Scalpel: Fine-Grained Alignment of Attention Activation Manifolds via Mixture Gaussian Bridges to Mitigate Multimodal Hallucination
This addresses hallucination issues in vision-language models, which is a critical problem for reliable AI applications, though it appears incremental as it builds on existing attention mechanisms.
The paper tackles the problem of multimodal hallucination in large vision-language models by proposing Scalpel, a method that refines attention activation distributions to align modalities, resulting in state-of-the-art performance on multiple benchmarks.
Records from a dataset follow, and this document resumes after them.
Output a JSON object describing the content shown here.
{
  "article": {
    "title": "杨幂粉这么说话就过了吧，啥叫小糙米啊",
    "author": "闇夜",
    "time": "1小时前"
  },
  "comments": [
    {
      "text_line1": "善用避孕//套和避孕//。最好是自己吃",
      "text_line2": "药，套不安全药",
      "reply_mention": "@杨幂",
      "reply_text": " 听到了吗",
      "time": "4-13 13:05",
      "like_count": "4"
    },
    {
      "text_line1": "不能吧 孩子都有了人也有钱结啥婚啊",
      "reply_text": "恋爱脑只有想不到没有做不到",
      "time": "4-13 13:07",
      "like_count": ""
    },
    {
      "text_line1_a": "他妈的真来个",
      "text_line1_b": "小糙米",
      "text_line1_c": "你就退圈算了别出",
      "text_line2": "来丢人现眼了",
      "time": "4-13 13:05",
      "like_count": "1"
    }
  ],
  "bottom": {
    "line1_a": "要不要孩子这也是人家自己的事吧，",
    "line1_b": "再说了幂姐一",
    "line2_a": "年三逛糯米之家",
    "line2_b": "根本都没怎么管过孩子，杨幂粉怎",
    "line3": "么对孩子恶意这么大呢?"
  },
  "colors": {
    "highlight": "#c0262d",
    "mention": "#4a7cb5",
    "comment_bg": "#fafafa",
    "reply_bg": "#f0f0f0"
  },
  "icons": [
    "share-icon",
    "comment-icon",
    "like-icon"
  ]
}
Rapid progress in large vision-language models (LVLMs) has achieved unprecedented performance in vision-language tasks. However, due to the strong prior of large language models (LLMs) and misaligned attention across modalities, LVLMs often generate outputs inconsistent with visual content - termed hallucination. To address this, we propose \textbf{Scalpel}, a method that reduces hallucination by refining attention activation distributions toward more credible regions. Scalpel predicts trusted attention directions for each head in Transformer layers during inference and adjusts activations accordingly. It employs a Gaussian mixture model to capture multi-peak distributions of attention in trust and hallucination manifolds, and uses entropic optimal transport (equivalent to Schrödinger bridge problem) to map Gaussian components precisely. During mitigation, Scalpel dynamically adjusts intervention strength and direction based on component membership and mapping relationships between hallucination and trust activations. Extensive experiments across multiple datasets and benchmarks demonstrate that Scalpel effectively mitigates hallucinations, outperforming previous methods and achieving state-of-the-art performance. Moreover, Scalpel is model- and data-agnostic, requiring no additional computation, only a single decoding step.